8 泥沼の夜戦
見つけてくださり有難うございます。
やはり、この朝の不愉快さには慣れない。
はっきり言うと、さっさとここは踏破したい。
ショコラーデを口に放りこみ、食べきらないうちにテントから出た。
…水を飲むべきだった。
ショコラーデに口腔内の水分がどんどん吸い取られてっている。
そんなことはさておき、今日は夜戦の訓練を行いたいと思う。
勿論、初っ端から実戦訓練だが。
訓練の内容はシンプル。卯月でやったものの夜バージョンだ。
だが、それだけでも2つ成果を得ることができる。
1つ目。暗さへの順応。
ゆっくり暗がりの中で狙って撃てば、多少夜戦もやりやすくなるというものだろう。
2つ目。射撃、狙撃技術の向上。
ただでさえやりにくい夜戦で、弾を外すなどするのは命取りになりかねない。特にこの聖地は足の速い敵がいるようだし。

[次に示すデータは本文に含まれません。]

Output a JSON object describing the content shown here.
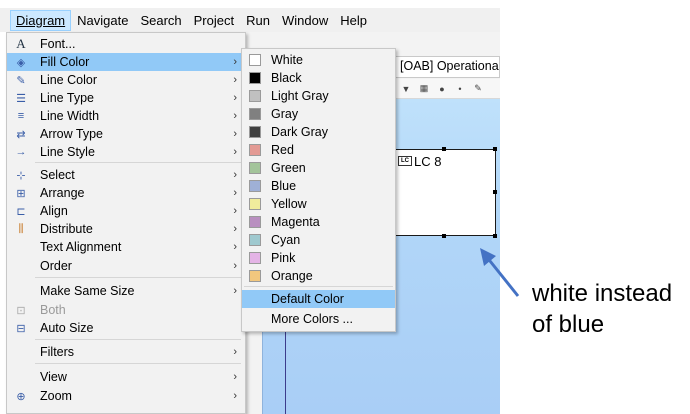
{
  "menubar": {
    "items": [
      {
        "label": "Diagram",
        "active": true
      },
      {
        "label": "Navigate"
      },
      {
        "label": "Search"
      },
      {
        "label": "Project"
      },
      {
        "label": "Run"
      },
      {
        "label": "Window"
      },
      {
        "label": "Help"
      }
    ]
  },
  "editor": {
    "tab_title": "[OAB] Operational",
    "node_label": "LC 8",
    "node_icon_text": "LC"
  },
  "diagram_menu": {
    "items": [
      {
        "label": "Font...",
        "icon": "font-icon"
      },
      {
        "label": "Fill Color",
        "icon": "fill-bucket-icon",
        "submenu": true,
        "highlighted": true
      },
      {
        "label": "Line Color",
        "icon": "pen-icon",
        "submenu": true
      },
      {
        "label": "Line Type",
        "icon": "line-type-icon",
        "submenu": true
      },
      {
        "label": "Line Width",
        "icon": "line-width-icon",
        "submenu": true
      },
      {
        "label": "Arrow Type",
        "icon": "arrow-type-icon",
        "submenu": true
      },
      {
        "label": "Line Style",
        "icon": "line-style-icon",
        "submenu": true
      },
      {
        "label": "Select",
        "icon": "select-icon",
        "submenu": true
      },
      {
        "label": "Arrange",
        "icon": "arrange-icon",
        "submenu": true
      },
      {
        "label": "Align",
        "icon": "align-icon",
        "submenu": true
      },
      {
        "label": "Distribute",
        "icon": "distribute-icon",
        "submenu": true
      },
      {
        "label": "Text Alignment",
        "submenu": true
      },
      {
        "label": "Order",
        "submenu": true
      },
      {
        "label": "Make Same Size",
        "submenu": true
      },
      {
        "label": "Both",
        "icon": "same-size-both-icon",
        "disabled": true
      },
      {
        "label": "Auto Size",
        "icon": "auto-size-icon"
      },
      {
        "label": "Filters",
        "submenu": true
      },
      {
        "label": "View",
        "submenu": true
      },
      {
        "label": "Zoom",
        "icon": "zoom-icon",
        "submenu": true
      }
    ]
  },
  "fill_color_menu": {
    "items": [
      {
        "label": "White",
        "color": "#ffffff"
      },
      {
        "label": "Black",
        "color": "#000000"
      },
      {
        "label": "Light Gray",
        "color": "#c0c0c0"
      },
      {
        "label": "Gray",
        "color": "#808080"
      },
      {
        "label": "Dark Gray",
        "color": "#404040"
      },
      {
        "label": "Red",
        "color": "#e39a94"
      },
      {
        "label": "Green",
        "color": "#a3c49a"
      },
      {
        "label": "Blue",
        "color": "#9fb0d6"
      },
      {
        "label": "Yellow",
        "color": "#f0ec9c"
      },
      {
        "label": "Magenta",
        "color": "#b98fc0"
      },
      {
        "label": "Cyan",
        "color": "#9fc9cf"
      },
      {
        "label": "Pink",
        "color": "#e4b4e6"
      },
      {
        "label": "Orange",
        "color": "#f2c77e"
      },
      {
        "label": "Default Color",
        "highlighted": true
      },
      {
        "label": "More Colors ..."
      }
    ]
  },
  "annotation": {
    "line1": "white instead",
    "line2": "of blue",
    "arrow_color": "#4472c4"
  },
  "colors": {
    "highlight": "#91c9f7",
    "menu_bg": "#f2f2f2",
    "canvas": "#b1d6f8"
  }
}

まずは、銃弾を用意。少しなれて来たのか、以前より多少は手際がよくなった気がする。
『銃弾創成・9×19mmパラベラム弾/1』
そしてこれを立てる。
数歩後退りして、よく狙って…撃つ。
勿論外れ。ここはしっかりいつも通り。これを、弾が倒れるまで繰り返す。
今回は、暗いのもあってか、50射ほど撃っても全く弾は倒れない。技術レベルもまだ一つも上がっていない。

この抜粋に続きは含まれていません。